Until about 30 years ago on Mother's Day nearly everyone would pin a rose to their Sunday outfit. If your mother was alive you pinned a red or a pink rose, white otherwise. Or if the right color was not available, you just used whatever color you could get. These were not florist roses. They were picked from yards, as roses were always blooming in Alabama by the second Sunday of May. This past Sunday I did not see one single person with a rose on. I guess that has gotten to be too "country" a tradition for my church. I had on one though. And maybe somebody else did, too. It's hard to see when you always sit in the back of the church. I always felt it was a nice private way to remember Mothers.

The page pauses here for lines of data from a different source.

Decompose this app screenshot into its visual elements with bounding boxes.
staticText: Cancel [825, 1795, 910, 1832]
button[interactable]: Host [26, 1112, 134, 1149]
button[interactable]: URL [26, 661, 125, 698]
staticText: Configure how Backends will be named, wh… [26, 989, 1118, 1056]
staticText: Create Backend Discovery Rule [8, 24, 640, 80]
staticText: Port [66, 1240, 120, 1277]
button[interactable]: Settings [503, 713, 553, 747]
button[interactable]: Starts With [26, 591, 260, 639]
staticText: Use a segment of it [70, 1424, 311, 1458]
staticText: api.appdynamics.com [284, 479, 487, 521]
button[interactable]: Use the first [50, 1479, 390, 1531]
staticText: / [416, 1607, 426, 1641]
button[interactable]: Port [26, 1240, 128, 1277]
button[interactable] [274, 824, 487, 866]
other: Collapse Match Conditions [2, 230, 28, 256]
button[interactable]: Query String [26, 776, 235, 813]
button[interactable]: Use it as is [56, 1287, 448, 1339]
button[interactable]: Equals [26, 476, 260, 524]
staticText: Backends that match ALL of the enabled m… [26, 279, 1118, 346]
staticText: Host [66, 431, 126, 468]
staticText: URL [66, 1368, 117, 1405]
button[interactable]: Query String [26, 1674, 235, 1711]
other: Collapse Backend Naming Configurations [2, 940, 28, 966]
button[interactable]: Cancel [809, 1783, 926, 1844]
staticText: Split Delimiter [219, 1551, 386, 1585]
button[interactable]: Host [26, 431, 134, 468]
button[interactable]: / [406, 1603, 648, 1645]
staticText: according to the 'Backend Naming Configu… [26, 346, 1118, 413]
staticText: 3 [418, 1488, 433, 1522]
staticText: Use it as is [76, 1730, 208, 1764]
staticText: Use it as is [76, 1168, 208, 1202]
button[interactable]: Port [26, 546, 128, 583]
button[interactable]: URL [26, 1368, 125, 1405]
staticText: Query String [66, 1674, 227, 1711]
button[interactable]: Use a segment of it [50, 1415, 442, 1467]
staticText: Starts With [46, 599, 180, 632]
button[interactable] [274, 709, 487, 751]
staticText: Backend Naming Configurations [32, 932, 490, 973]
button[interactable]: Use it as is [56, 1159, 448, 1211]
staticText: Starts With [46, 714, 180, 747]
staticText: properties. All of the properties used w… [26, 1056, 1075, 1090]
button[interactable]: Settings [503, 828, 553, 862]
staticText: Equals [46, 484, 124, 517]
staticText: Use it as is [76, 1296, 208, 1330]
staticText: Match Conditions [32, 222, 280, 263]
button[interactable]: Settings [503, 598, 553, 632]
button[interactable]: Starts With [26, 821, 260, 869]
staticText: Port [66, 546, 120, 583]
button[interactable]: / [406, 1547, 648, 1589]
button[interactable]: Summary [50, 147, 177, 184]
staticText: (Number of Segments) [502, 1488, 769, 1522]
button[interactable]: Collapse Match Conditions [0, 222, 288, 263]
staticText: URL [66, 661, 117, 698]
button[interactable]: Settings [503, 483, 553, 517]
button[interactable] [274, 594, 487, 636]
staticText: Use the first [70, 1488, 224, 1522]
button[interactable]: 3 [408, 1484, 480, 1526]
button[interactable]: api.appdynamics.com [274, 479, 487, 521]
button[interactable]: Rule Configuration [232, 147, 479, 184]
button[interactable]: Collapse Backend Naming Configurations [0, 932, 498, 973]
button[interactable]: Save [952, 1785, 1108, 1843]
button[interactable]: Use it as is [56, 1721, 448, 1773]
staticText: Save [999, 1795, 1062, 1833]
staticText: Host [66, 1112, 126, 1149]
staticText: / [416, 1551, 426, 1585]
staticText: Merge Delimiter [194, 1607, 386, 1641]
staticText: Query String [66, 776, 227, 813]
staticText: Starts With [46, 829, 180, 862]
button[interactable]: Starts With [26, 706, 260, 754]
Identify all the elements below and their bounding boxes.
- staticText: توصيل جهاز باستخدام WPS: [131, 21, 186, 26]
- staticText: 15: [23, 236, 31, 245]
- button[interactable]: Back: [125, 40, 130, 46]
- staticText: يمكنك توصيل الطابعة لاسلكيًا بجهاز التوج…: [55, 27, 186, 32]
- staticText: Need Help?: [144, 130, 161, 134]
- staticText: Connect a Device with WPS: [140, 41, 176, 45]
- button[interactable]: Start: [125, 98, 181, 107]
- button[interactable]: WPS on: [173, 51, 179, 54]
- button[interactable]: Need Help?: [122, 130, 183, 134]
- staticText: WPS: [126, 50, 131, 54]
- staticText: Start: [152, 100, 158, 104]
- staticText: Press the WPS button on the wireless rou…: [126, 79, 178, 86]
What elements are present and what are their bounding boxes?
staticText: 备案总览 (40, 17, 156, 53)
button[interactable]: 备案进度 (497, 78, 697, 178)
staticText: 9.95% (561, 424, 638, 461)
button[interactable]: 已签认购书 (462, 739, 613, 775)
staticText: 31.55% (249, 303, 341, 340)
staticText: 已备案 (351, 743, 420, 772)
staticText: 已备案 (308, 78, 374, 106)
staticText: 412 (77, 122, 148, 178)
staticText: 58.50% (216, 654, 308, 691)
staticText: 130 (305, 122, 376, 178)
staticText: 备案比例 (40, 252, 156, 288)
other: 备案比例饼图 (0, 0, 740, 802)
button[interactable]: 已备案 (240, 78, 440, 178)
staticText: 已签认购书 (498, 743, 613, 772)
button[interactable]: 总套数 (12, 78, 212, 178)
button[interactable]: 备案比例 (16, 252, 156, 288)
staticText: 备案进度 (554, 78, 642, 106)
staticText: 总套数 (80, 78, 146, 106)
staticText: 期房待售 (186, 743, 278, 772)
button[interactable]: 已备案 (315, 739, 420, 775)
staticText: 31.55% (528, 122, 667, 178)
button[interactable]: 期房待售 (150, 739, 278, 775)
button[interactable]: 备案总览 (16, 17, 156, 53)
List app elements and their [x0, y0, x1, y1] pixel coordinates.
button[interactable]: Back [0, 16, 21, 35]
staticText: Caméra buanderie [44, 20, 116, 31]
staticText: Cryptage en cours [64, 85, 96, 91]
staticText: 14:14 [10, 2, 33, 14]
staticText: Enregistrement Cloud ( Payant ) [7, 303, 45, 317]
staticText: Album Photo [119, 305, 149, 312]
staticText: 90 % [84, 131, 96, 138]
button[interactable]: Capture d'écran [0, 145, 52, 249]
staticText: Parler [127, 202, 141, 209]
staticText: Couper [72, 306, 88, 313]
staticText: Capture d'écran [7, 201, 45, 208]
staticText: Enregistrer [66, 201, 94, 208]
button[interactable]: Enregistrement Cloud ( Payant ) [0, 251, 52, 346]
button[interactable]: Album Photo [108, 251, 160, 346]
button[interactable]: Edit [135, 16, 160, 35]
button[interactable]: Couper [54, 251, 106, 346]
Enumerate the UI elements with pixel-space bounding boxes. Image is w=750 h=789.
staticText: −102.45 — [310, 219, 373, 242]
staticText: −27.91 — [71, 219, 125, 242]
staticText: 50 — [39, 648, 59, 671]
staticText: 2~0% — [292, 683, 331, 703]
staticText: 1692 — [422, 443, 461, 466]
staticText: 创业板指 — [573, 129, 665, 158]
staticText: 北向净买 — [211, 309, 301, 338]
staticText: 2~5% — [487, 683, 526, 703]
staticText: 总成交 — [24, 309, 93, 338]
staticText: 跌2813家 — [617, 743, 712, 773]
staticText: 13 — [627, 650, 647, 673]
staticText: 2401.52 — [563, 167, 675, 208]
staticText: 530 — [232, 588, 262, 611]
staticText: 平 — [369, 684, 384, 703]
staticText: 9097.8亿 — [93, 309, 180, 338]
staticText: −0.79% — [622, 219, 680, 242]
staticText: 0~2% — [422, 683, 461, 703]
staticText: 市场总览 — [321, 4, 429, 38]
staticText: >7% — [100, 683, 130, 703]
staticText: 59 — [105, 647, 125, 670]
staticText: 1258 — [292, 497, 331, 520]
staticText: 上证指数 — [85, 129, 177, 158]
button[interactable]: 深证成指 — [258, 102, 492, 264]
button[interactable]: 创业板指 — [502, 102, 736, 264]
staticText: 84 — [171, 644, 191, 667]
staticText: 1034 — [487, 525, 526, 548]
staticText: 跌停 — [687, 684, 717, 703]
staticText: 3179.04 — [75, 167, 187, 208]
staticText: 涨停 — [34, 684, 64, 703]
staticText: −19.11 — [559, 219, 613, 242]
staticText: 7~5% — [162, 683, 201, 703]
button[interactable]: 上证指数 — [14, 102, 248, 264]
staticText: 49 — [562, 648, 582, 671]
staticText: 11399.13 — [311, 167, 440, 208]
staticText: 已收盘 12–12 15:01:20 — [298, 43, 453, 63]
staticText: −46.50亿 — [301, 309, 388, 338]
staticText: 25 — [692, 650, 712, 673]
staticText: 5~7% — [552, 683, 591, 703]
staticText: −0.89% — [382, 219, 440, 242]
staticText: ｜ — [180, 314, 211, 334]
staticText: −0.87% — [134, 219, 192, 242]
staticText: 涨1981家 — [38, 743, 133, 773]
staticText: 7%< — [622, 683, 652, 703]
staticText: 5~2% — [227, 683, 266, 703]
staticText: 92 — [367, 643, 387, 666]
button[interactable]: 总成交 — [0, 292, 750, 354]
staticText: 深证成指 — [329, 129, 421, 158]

This is a Knockout Rose, but the color is red, not rose as it appears in this picture. A friend dug hers up because threy were lining her walk and scratching the daylights out of her. She was tired of the incessant trimming. I was the joyful recipient of her curbside leavings. Knockouts need to be planted in a place where they cn be viewed from a distance (individual roses are single and not that striking close up) and allowed to take their own shrubby form. This one is too close to the house. Like many plants that become fads, I hear Knockouts have a problem on the horizon. It is a virus that causes rose rosette disease, and is slowly spreading .
This is an old pink sweetheart rose. This is the old southern rose that often survives without care at abandoned homesites. It does need at least annual pruning to keep it from becoming a tree, but it does not require spraying to help it survive the fungal south. The flowers don't last long in a vase, but they atre beautiful on the bush and the fragrance is heavenly (so rose-like!)